Dotted headers are not turned into nested objects
Not supported hereGrouping is about bucketing rows under a key — it does not interpret address.city style headers as nesting. Those stay literal keys inside the records. Use the array-then-json-unflattener recipe in the cookbook to build parent/child objects from dotted headers.
Free tier row/file cap
LimitFree tier caps at 2 MB / 500 rows. Grouping a large dataset (e.g. all orders by customer) may exceed it — Pro raises the cap to 100 MB / 100,000 rows. The number of distinct groups does not have its own limit; the cap is on the input size and row count.
Frequently asked questions
How do I group my CSV rows under a parent key?
Select Grouped by column as the output mode, then choose the grouping column in the Group records by column dropdown. Every distinct value in that column becomes a top-level JSON key whose value is the array of rows that share it — { "Electronics": [ … ], "Books": [ … ] }.
What happens to rows with an empty group value?
They collect under a single _unknown key rather than being dropped, so no data is lost. If you see an unexpected _unknown bucket, some rows are missing the grouping value — fill or clean that column in the source CSV first.
Why is the grouping key a string when my column is numeric?
JSON object keys are always strings. Even if inference types the value 2026 as a number inside each record, the top-level group key is the stringified "2026". That is standard JSON, not a limitation of the tool.
Can I group by two columns to get nested sub-groups?
No — grouped mode buckets by exactly one column, producing one level of nesting. For category → subcategory trees, convert to an array here and reshape with a small script, or use json-unflattener on dotted headers to build deeper structure.

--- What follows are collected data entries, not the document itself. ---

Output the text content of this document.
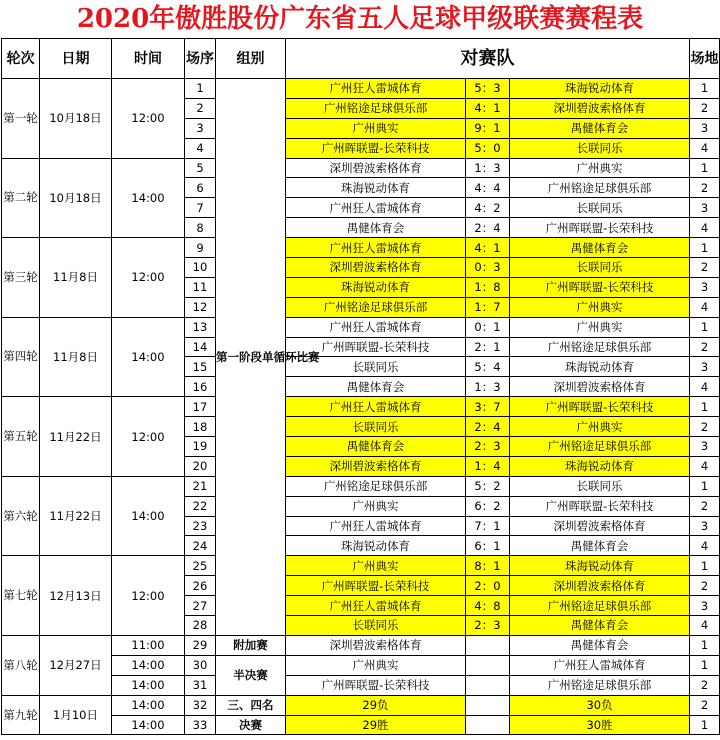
2020年傲胜股份广东省五人足球甲级联赛赛程表
轮次	日期	时间	场序	组别	对赛队			场地
第一轮	10月18日	12:00	1	第一阶段单循环比赛	广州狂人雷城体育	5：3	珠海锐动体育	1
			2		广州铭途足球俱乐部	4：1	深圳碧波索格体育	2
			3		广州典实	9：1	禺健体育会	3
			4		广州晖联盟-长荣科技	5：0	长联同乐	4
第二轮	10月18日	14:00	5		深圳碧波索格体育	1：3	广州典实	1
			6		珠海锐动体育	4：4	广州铭途足球俱乐部	2
			7		广州狂人雷城体育	4：2	长联同乐	3
			8		禺健体育会	2：4	广州晖联盟-长荣科技	4
第三轮	11月8日	12:00	9		广州狂人雷城体育	4：1	禺健体育会	1
			10		深圳碧波索格体育	0：3	长联同乐	2
			11		珠海锐动体育	1：8	广州晖联盟-长荣科技	3
			12		广州铭途足球俱乐部	1：7	广州典实	4
第四轮	11月8日	14:00	13		广州狂人雷城体育	0：1	广州典实	1
			14		广州晖联盟-长荣科技	2：1	广州铭途足球俱乐部	2
			15		长联同乐	5：4	珠海锐动体育	3
			16		禺健体育会	1：3	深圳碧波索格体育	4
第五轮	11月22日	12:00	17		广州狂人雷城体育	3：7	广州晖联盟-长荣科技	1
			18		长联同乐	2：4	广州典实	2
			19		禺健体育会	2：3	广州铭途足球俱乐部	3
			20		深圳碧波索格体育	1：4	珠海锐动体育	4
第六轮	11月22日	14:00	21		广州铭途足球俱乐部	5：2	长联同乐	1
			22		广州典实	6：2	广州晖联盟-长荣科技	2
			23		广州狂人雷城体育	7：1	深圳碧波索格体育	3
			24		珠海锐动体育	6：1	禺健体育会	4
第七轮	12月13日	12:00	25		广州典实	8：1	珠海锐动体育	1
			26		广州晖联盟-长荣科技	2：0	深圳碧波索格体育	2
			27		广州狂人雷城体育	4：8	广州铭途足球俱乐部	3
			28		长联同乐	2：3	禺健体育会	4
第八轮	12月27日	11:00	29	附加赛	深圳碧波索格体育		禺健体育会	1
		14:00	30	半决赛	广州典实		广州狂人雷城体育	1
		14:00	31		广州晖联盟-长荣科技		广州铭途足球俱乐部	2
第九轮	1月10日	14:00	32	三、四名	29负		30负	2
		14:00	33	决赛	29胜		30胜	1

Is grouping case-insensitive?
No, it is case-sensitive and does not trim. Books and books become two separate keys. To merge them, normalize the grouping column first with csv-case-converter so all values share one casing before you convert.

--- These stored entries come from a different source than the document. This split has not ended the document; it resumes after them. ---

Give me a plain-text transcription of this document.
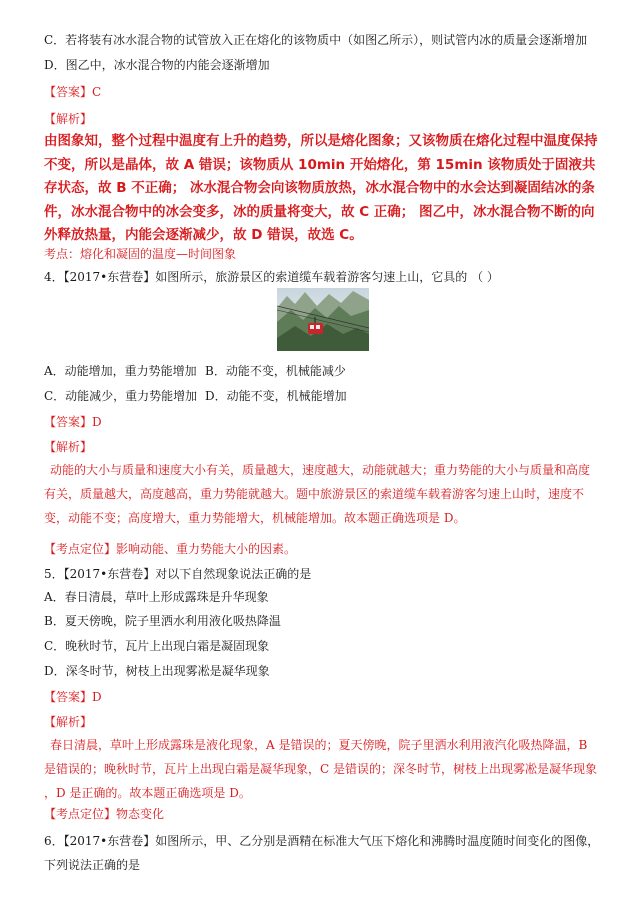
C．若将装有冰水混合物的试管放入正在熔化的该物质中（如图乙所示），则试管内冰的质量会逐渐增加
D．图乙中，冰水混合物的内能会逐渐增加
【答案】C
【解析】
由图象知，整个过程中温度有上升的趋势，所以是熔化图象；又该物质在熔化过程中温度保持不变，所以是晶体，故 A 错误；该物质从 10min 开始熔化，第 15min 该物质处于固液共存状态，故 B 不正确； 冰水混合物会向该物质放热，冰水混合物中的水会达到凝固结冰的条件，冰水混合物中的冰会变多，冰的质量将变大，故 C 正确； 图乙中，冰水混合物不断的向外释放热量，内能会逐渐减少，故 D 错误，故选 C。
考点：熔化和凝固的温度—时间图象
4．【2017•东营卷】如图所示，旅游景区的索道缆车载着游客匀速上山，它具的 （ ）
A．动能增加，重力势能增加 B．动能不变，机械能减少
C．动能减少，重力势能增加 D．动能不变，机械能增加
【答案】D
【解析】
动能的大小与质量和速度大小有关，质量越大，速度越大，动能就越大；重力势能的大小与质量和高度有关，质量越大，高度越高，重力势能就越大。题中旅游景区的索道缆车载着游客匀速上山时，速度不变，动能不变；高度增大，重力势能增大，机械能增加。故本题正确选项是 D。
【考点定位】影响动能、重力势能大小的因素。
5．【2017•东营卷】对以下自然现象说法正确的是
A．春日清晨，草叶上形成露珠是升华现象
B．夏天傍晚，院子里洒水利用液化吸热降温
C．晚秋时节，瓦片上出现白霜是凝固现象
D．深冬时节，树枝上出现雾凇是凝华现象
【答案】D
【解析】
春日清晨，草叶上形成露珠是液化现象，A 是错误的；夏天傍晚，院子里洒水利用液汽化吸热降温，B 是错误的；晚秋时节，瓦片上出现白霜是凝华现象，C 是错误的；深冬时节，树枝上出现雾凇是凝华现象 ，D 是正确的。故本题正确选项是 D。
【考点定位】物态变化
6．【2017•东营卷】如图所示，甲、乙分别是酒精在标准大气压下熔化和沸腾时温度随时间变化的图像，下列说法正确的是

Does the grouping column still appear inside each record?
Yes — the rows keep their original fields, so category is present both as the key and inside each record. If the redundancy bothers you, remove that column with csv-column-remover before converting.
How do I build true nested objects (parent.child) instead of grouping?
Grouping buckets rows; it does not build nested objects from dotted headers. Convert to an Array here, then run it through json-unflattener, which expands address.city style keys into nested { address: { city } } objects.
Is my data uploaded during conversion?
No. PapaParse parses and the grouped JSON is built in your browser. The data never reaches a JAD Apps server. Only an anonymous run counter is stored when signed in, and you can opt out.
How large a CSV can I group?
Free tier: 2 MB / 500 rows. Pro: 100 MB / 100,000 rows. Pro+Media: 500 MB / 500,000 rows. Developer: 5 GB, no row cap. The number of distinct groups is not separately limited — only the input size and row count are.
Does type inference still work inside the grouped arrays?
Yes. Inference applies to the cell values exactly as in array mode, so numbers and booleans stay typed inside each nested record. Turn inference off if you want every value as a string within the groups.
Can I view the nested result before downloading?
The preview pane shows the first 1.5 KB of the generated JSON so you can confirm the keys and shape. For a fuller inspection of a large grouped object, run the download through json-tree-viewer.
Can I automate the grouping in a pipeline?
Yes. Pair the @jadapps/runner once and POST the CSV to 127.0.0.1:9789/v1/tools/csv-to-json/run with outputMode: grouped and groupByColumn set. A typical use: a scheduled export grouped by region for a per-region config feed. Data stays on your machine.
Privacy first
Conversion runs locally in your browser. No file is uploaded — only metadata counters are saved for signed-in dashboard stats.